I wouldn't downplay the importance of creating theories about how physical systems work.
Just to use the "aether" as an example, I believe that the Michelson-Morley experiment was intended to measure the velocity of the earth as it traveled through the aether.
Light beams were emitted in a pattern which caused the light to travel two different paths, with a portion of the two paths at right angles to each other. The experiment was repeated at different times of year, so that the movement of the solar system through the aether could also be detected.
The surprising result was that light was not a wave traveling through a stationary aether. The speed of the light was unaffected by the position or velocity of the earth. Both beams arrived simultaneously, indicating that the light was not propagating through a fixed aether.

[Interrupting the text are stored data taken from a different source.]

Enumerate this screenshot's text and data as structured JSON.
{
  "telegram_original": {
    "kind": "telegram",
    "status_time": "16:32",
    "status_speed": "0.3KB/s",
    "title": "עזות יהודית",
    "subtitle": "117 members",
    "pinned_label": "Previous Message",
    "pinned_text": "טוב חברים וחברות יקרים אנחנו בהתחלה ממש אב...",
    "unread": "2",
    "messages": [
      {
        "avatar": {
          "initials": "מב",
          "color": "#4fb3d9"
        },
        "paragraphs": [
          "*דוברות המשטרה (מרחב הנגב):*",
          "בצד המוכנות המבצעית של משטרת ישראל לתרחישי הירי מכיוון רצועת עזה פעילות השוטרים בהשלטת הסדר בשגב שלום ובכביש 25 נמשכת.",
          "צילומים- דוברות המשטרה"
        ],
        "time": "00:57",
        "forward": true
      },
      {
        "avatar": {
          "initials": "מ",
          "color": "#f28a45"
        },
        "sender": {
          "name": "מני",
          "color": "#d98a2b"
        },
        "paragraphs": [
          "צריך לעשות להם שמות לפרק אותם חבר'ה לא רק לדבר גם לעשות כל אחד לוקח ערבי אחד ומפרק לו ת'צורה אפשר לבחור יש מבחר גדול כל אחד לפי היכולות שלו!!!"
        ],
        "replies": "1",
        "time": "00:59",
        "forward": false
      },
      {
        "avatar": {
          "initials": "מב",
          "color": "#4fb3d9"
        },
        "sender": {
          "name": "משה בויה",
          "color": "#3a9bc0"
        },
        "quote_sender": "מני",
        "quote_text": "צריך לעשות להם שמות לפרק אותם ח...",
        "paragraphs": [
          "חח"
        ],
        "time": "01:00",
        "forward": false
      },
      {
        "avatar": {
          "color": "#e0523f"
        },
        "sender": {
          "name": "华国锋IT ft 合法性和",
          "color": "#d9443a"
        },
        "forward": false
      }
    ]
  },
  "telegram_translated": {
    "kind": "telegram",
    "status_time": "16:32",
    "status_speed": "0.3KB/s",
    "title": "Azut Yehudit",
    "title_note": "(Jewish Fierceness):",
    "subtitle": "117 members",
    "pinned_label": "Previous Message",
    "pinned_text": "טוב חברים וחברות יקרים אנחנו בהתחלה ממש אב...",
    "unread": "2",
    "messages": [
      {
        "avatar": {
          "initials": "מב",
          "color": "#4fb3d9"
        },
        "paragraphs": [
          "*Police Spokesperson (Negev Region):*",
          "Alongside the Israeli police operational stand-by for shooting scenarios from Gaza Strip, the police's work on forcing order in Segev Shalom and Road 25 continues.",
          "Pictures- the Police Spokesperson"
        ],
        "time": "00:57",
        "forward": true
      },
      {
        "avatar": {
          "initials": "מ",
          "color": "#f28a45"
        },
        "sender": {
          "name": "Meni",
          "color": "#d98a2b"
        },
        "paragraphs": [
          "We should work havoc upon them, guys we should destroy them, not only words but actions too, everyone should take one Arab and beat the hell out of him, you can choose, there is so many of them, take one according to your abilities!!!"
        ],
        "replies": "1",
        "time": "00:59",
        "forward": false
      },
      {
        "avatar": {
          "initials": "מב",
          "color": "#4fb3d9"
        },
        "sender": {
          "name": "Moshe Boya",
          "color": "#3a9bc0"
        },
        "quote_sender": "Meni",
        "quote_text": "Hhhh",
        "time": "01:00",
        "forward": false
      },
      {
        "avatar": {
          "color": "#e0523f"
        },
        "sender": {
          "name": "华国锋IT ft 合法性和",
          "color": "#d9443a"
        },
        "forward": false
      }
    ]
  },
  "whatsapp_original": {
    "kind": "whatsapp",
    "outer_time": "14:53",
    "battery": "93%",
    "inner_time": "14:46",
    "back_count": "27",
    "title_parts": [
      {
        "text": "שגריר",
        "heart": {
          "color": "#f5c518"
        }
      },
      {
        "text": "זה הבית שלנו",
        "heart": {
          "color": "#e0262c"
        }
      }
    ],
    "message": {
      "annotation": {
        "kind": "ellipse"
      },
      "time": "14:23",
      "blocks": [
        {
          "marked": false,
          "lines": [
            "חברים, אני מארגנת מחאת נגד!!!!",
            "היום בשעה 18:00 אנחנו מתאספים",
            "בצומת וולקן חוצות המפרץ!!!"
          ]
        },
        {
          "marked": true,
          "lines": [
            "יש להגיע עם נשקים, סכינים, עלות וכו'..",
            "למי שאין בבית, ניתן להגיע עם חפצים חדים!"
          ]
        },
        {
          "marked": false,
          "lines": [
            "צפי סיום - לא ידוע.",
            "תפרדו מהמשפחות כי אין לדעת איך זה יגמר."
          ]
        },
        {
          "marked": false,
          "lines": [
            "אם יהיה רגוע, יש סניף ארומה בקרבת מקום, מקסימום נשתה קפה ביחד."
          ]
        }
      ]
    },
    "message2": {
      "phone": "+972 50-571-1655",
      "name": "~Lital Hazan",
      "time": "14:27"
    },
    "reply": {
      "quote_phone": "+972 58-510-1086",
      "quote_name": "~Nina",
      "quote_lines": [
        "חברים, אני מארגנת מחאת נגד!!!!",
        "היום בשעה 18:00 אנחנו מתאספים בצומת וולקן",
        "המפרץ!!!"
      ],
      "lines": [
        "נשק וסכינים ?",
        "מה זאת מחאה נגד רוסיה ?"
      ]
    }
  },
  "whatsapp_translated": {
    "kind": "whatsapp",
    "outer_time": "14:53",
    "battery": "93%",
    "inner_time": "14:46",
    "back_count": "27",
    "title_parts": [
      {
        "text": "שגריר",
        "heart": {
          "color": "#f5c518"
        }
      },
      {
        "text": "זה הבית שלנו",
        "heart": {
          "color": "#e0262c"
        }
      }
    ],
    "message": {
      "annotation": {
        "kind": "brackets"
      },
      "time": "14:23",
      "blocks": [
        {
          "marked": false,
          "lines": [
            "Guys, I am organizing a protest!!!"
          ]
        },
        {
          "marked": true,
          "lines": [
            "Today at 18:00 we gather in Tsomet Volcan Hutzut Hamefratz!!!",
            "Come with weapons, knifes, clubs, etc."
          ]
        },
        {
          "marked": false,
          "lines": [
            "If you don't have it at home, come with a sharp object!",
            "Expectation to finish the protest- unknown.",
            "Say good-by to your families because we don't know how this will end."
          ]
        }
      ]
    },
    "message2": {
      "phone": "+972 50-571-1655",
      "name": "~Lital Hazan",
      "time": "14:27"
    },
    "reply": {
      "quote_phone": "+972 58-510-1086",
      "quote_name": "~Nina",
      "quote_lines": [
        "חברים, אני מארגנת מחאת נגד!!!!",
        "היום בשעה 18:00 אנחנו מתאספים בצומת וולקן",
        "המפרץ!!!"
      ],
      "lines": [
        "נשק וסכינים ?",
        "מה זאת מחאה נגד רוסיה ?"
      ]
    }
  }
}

The aether theory contained within its details the possibility of falsifiability; that is, it was possible to design an experiment that could prove that the aether theory was false.
If only the so-called "scientists" supporting global warming believed in such a concept. From what I have read, these "scientists" seem unfazed by the fact that the upper atmosphere fails to show the warming predicted by all the computer models. To a real scientist, any model which predicts upper atmosphere warming must be rejected as false. It's really not any more complicated than that.
We are circulating around the burning 'wick' of a candle, and we are in the 'flame envelope'. Is the 'behavior' of a planet different outside this 'flame' than one inside?
Is the effect they tested for altered by the Sun's 'aether' field ? Or is there an 'aether' permeating the entire Universe, and it's 'behavior' yet beyond our understanding?